Fred Carter merupakan salah seorang staf Jack Chick yang mulai bekerja bersamanya pada tahun 1970-an. Carter bekerja secara anonim bagi Jack Chick. Sampai pada tahun 1980, Jack Chick mengungkapkan peranan Fred Carter dalam surat kabar yang diterbitkannya, Battle Cry. Kolaborasi mereka kemudian menghadirkan sebuah film yang kemudian dirilis pada tahun 2003 yang lalu, yang berjudul "The Light of the World". Film ini mengisahkan cerita Alkitab yang disajikan dengan goresan cat minyak Fred Carter.

MENGAPA TRAKTAT KOMIK?
Untuk menjangkau dunia, kita harus terlebih dahulu membuat dunia tertarik kepada apa yang akan kita sajikan. Dan gambar-gambar jelas lebih menarik minat dunia. Televisi, film, video, dan komik termasuk di dalamnya. Jack Chick memahami hal ini. Ia memilih menyajikan berita Injil melalui traktat-traktat komiknya. Sebab tua muda, siapa pun, tidak akan menolak komik.

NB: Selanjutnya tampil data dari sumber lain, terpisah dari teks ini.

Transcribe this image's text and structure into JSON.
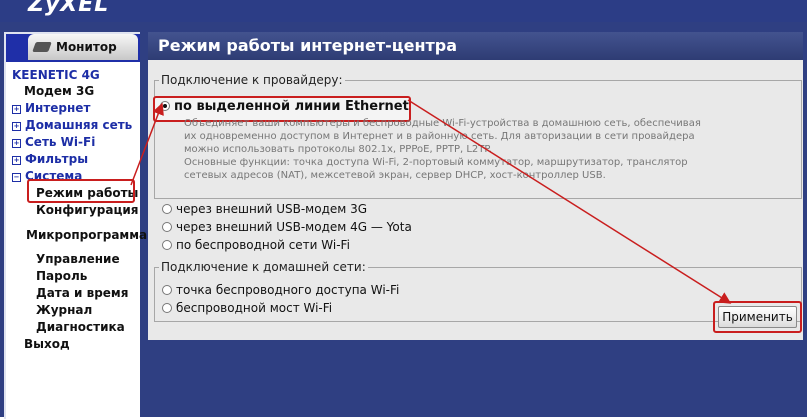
{
  "header": {
    "logo_text": "ZyXEL"
  },
  "sidebar": {
    "monitor_tab": "Монитор",
    "root": "KEENETIC 4G",
    "items": [
      {
        "label": "Модем 3G"
      },
      {
        "label": "Интернет"
      },
      {
        "label": "Домашняя сеть"
      },
      {
        "label": "Сеть Wi-Fi"
      },
      {
        "label": "Фильтры"
      },
      {
        "label": "Система"
      },
      {
        "label": "Режим работы"
      },
      {
        "label": "Конфигурация"
      },
      {
        "label": "Микропрограмма"
      },
      {
        "label": "Управление"
      },
      {
        "label": "Пароль"
      },
      {
        "label": "Дата и время"
      },
      {
        "label": "Журнал"
      },
      {
        "label": "Диагностика"
      },
      {
        "label": "Выход"
      }
    ]
  },
  "main": {
    "title": "Режим работы интернет-центра",
    "provider_group": {
      "legend": "Подключение к провайдеру:",
      "options": [
        {
          "label": "по выделенной линии Ethernet",
          "selected": true
        },
        {
          "label": "через внешний USB-модем 3G",
          "selected": false
        },
        {
          "label": "через внешний USB-модем 4G — Yota",
          "selected": false
        },
        {
          "label": "по беспроводной сети Wi-Fi",
          "selected": false
        }
      ],
      "desc1": "Объединяет ваши компьютеры и беспроводные Wi-Fi-устройства в домашнюю сеть, обеспечивая их одновременно доступом в Интернет и в районную сеть. Для авторизации в сети провайдера можно использовать протоколы 802.1x, PPPoE, PPTP, L2TP.",
      "desc2": "Основные функции: точка доступа Wi-Fi, 2-портовый коммутатор, маршрутизатор, транслятор сетевых адресов (NAT), межсетевой экран, сервер DHCP, хост-контроллер USB."
    },
    "home_group": {
      "legend": "Подключение к домашней сети:",
      "options": [
        {
          "label": "точка беспроводного доступа Wi-Fi",
          "selected": false
        },
        {
          "label": "беспроводной мост Wi-Fi",
          "selected": false
        }
      ]
    },
    "apply_label": "Применить"
  },
  "colors": {
    "highlight": "#c91e1e",
    "nav_blue": "#1d2ea6",
    "title_bar": "#2e3c74"
  }
}
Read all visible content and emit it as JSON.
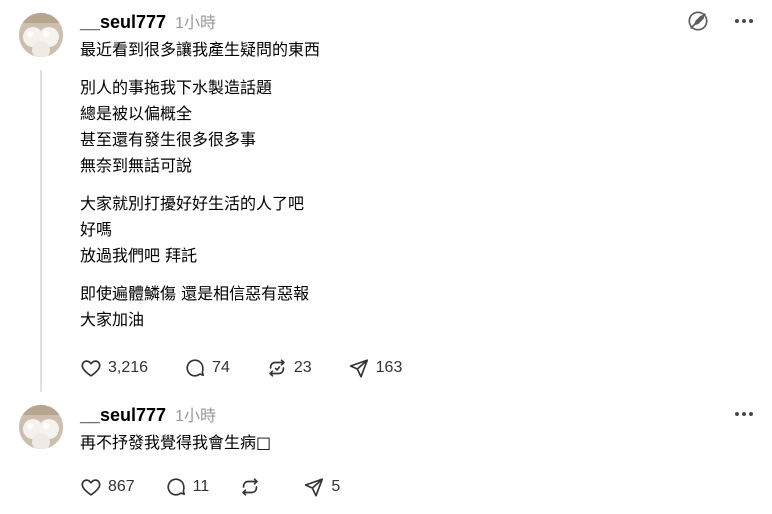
{
  "posts": [
    {
      "username": "__seul777",
      "time": "1小時",
      "paragraphs": [
        "最近看到很多讓我產生疑問的東西",
        "別人的事拖我下水製造話題\n總是被以偏概全\n甚至還有發生很多很多事\n無奈到無話可說",
        "大家就別打擾好好生活的人了吧\n好嗎\n放過我們吧 拜託",
        "即使遍體鱗傷 還是相信惡有惡報\n大家加油"
      ],
      "stats": {
        "likes": "3,216",
        "comments": "74",
        "reposts": "23",
        "shares": "163"
      }
    },
    {
      "username": "__seul777",
      "time": "1小時",
      "paragraphs": [
        "再不抒發我覺得我會生病□"
      ],
      "stats": {
        "likes": "867",
        "comments": "11",
        "reposts": "",
        "shares": "5"
      }
    }
  ],
  "icons": {
    "edit": "edit-off-icon",
    "more": "more-icon",
    "like": "heart-icon",
    "comment": "comment-icon",
    "repost": "repost-icon",
    "share": "send-icon"
  },
  "colors": {
    "text": "#000000",
    "muted": "#999999",
    "icon": "#4a4a4a",
    "thread_line": "#e0e0e0"
  }
}
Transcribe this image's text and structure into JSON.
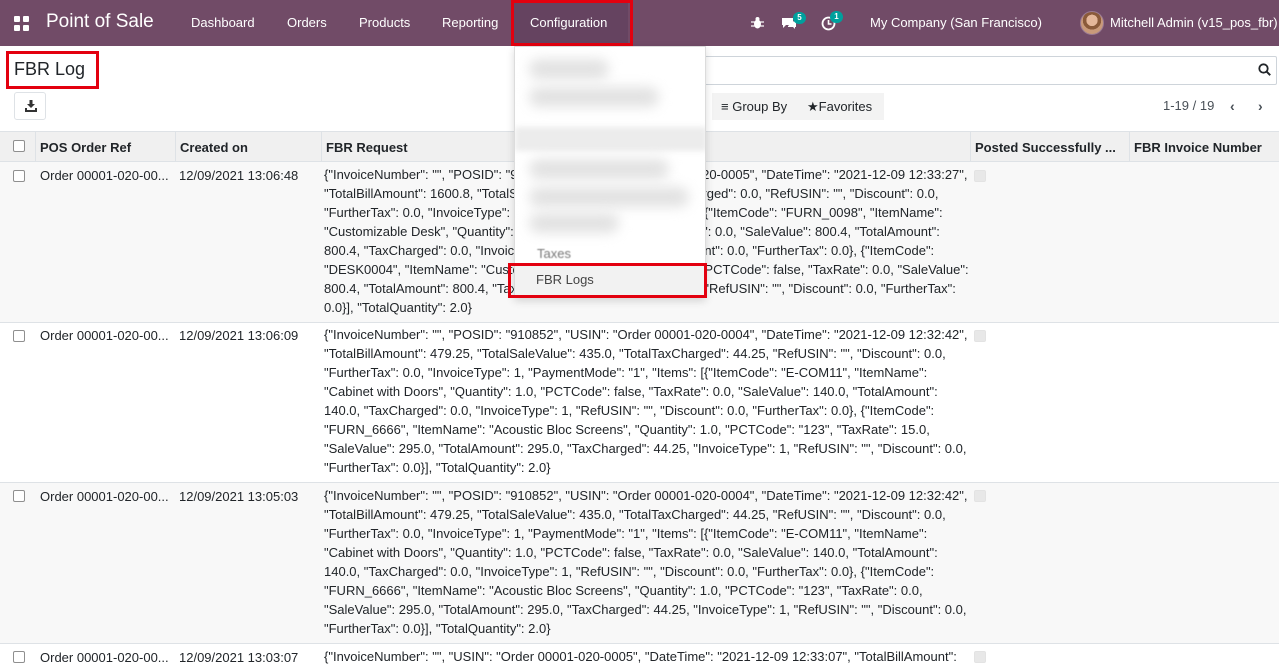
{
  "navbar": {
    "app_name": "Point of Sale",
    "menu": [
      "Dashboard",
      "Orders",
      "Products",
      "Reporting",
      "Configuration"
    ],
    "activity_badge": "5",
    "messages_badge": "1",
    "company": "My Company (San Francisco)",
    "user": "Mitchell Admin (v15_pos_fbr)",
    "color": "#714b67"
  },
  "control_panel": {
    "title": "FBR Log",
    "search_placeholder": "",
    "group_by_label": "Group By",
    "favorites_label": "Favorites",
    "pager": "1-19 / 19"
  },
  "dropdown": {
    "items_visible": [
      "Taxes",
      "FBR Logs"
    ],
    "selected": "FBR Logs"
  },
  "table": {
    "headers": [
      "POS Order Ref",
      "Created on",
      "FBR Request",
      "Posted Successfully ...",
      "FBR Invoice Number"
    ],
    "rows": [
      {
        "ref": "Order 00001-020-00...",
        "created": "12/09/2021 13:06:48",
        "request": "{\"InvoiceNumber\": \"\", \"POSID\": \"910852\", \"USIN\": \"Order 00001-020-0005\", \"DateTime\": \"2021-12-09 12:33:27\", \"TotalBillAmount\": 1600.8, \"TotalSaleValue\": 1600.8, \"TotalTaxCharged\": 0.0, \"RefUSIN\": \"\", \"Discount\": 0.0, \"FurtherTax\": 0.0, \"InvoiceType\": 1, \"PaymentMode\": \"1\", \"Items\": [{\"ItemCode\": \"FURN_0098\", \"ItemName\": \"Customizable Desk\", \"Quantity\": 1.0, \"PCTCode\": false, \"TaxRate\": 0.0, \"SaleValue\": 800.4, \"TotalAmount\": 800.4, \"TaxCharged\": 0.0, \"InvoiceType\": 1, \"RefUSIN\": \"\", \"Discount\": 0.0, \"FurtherTax\": 0.0}, {\"ItemCode\": \"DESK0004\", \"ItemName\": \"Customizable Desk\", \"Quantity\": 1.0, \"PCTCode\": false, \"TaxRate\": 0.0, \"SaleValue\": 800.4, \"TotalAmount\": 800.4, \"TaxCharged\": 0.0, \"InvoiceType\": 1, \"RefUSIN\": \"\", \"Discount\": 0.0, \"FurtherTax\": 0.0}], \"TotalQuantity\": 2.0}"
      },
      {
        "ref": "Order 00001-020-00...",
        "created": "12/09/2021 13:06:09",
        "request": "{\"InvoiceNumber\": \"\", \"POSID\": \"910852\", \"USIN\": \"Order 00001-020-0004\", \"DateTime\": \"2021-12-09 12:32:42\", \"TotalBillAmount\": 479.25, \"TotalSaleValue\": 435.0, \"TotalTaxCharged\": 44.25, \"RefUSIN\": \"\", \"Discount\": 0.0, \"FurtherTax\": 0.0, \"InvoiceType\": 1, \"PaymentMode\": \"1\", \"Items\": [{\"ItemCode\": \"E-COM11\", \"ItemName\": \"Cabinet with Doors\", \"Quantity\": 1.0, \"PCTCode\": false, \"TaxRate\": 0.0, \"SaleValue\": 140.0, \"TotalAmount\": 140.0, \"TaxCharged\": 0.0, \"InvoiceType\": 1, \"RefUSIN\": \"\", \"Discount\": 0.0, \"FurtherTax\": 0.0}, {\"ItemCode\": \"FURN_6666\", \"ItemName\": \"Acoustic Bloc Screens\", \"Quantity\": 1.0, \"PCTCode\": \"123\", \"TaxRate\": 15.0, \"SaleValue\": 295.0, \"TotalAmount\": 295.0, \"TaxCharged\": 44.25, \"InvoiceType\": 1, \"RefUSIN\": \"\", \"Discount\": 0.0, \"FurtherTax\": 0.0}], \"TotalQuantity\": 2.0}"
      },
      {
        "ref": "Order 00001-020-00...",
        "created": "12/09/2021 13:05:03",
        "request": "{\"InvoiceNumber\": \"\", \"POSID\": \"910852\", \"USIN\": \"Order 00001-020-0004\", \"DateTime\": \"2021-12-09 12:32:42\", \"TotalBillAmount\": 479.25, \"TotalSaleValue\": 435.0, \"TotalTaxCharged\": 44.25, \"RefUSIN\": \"\", \"Discount\": 0.0, \"FurtherTax\": 0.0, \"InvoiceType\": 1, \"PaymentMode\": \"1\", \"Items\": [{\"ItemCode\": \"E-COM11\", \"ItemName\": \"Cabinet with Doors\", \"Quantity\": 1.0, \"PCTCode\": false, \"TaxRate\": 0.0, \"SaleValue\": 140.0, \"TotalAmount\": 140.0, \"TaxCharged\": 0.0, \"InvoiceType\": 1, \"RefUSIN\": \"\", \"Discount\": 0.0, \"FurtherTax\": 0.0}, {\"ItemCode\": \"FURN_6666\", \"ItemName\": \"Acoustic Bloc Screens\", \"Quantity\": 1.0, \"PCTCode\": \"123\", \"TaxRate\": 0.0, \"SaleValue\": 295.0, \"TotalAmount\": 295.0, \"TaxCharged\": 44.25, \"InvoiceType\": 1, \"RefUSIN\": \"\", \"Discount\": 0.0, \"FurtherTax\": 0.0}], \"TotalQuantity\": 2.0}"
      },
      {
        "ref": "Order 00001-020-00...",
        "created": "12/09/2021 13:03:07",
        "request": "{\"InvoiceNumber\": \"\", \"USIN\": \"Order 00001-020-0005\", \"DateTime\": \"2021-12-09 12:33:07\", \"TotalBillAmount\":"
      }
    ]
  }
}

Model traktat itu sendiri memang memiliki sejumlah kelebihan. Selain mudah dibawa ke mana-mana, tidak dibutuhkan pemahaman teologi apa pun untuk membagikannya. Cukup dengan menyodorkan traktat. Hal-hal seperti inilah yang menjadi kelebihan dari traktat-traktat komik Jack Chick.

INGIN MENJADI MISIONARIS
Meskipun memiliki hobi menggambar komik dan bisa dikatakan sukses di bidang tersebut, ternyata Jack Chick juga memiliki hasrat yang lain. Ia ingin sekali berbagian dalam pelayanan misi. Bahkan ia ingin menjadi seorang misionaris. Kerinduannya ini tampaknya muncul ketika ia masih berada dalam kesatuan militer, khususnya ketika berada di Papua Nugini.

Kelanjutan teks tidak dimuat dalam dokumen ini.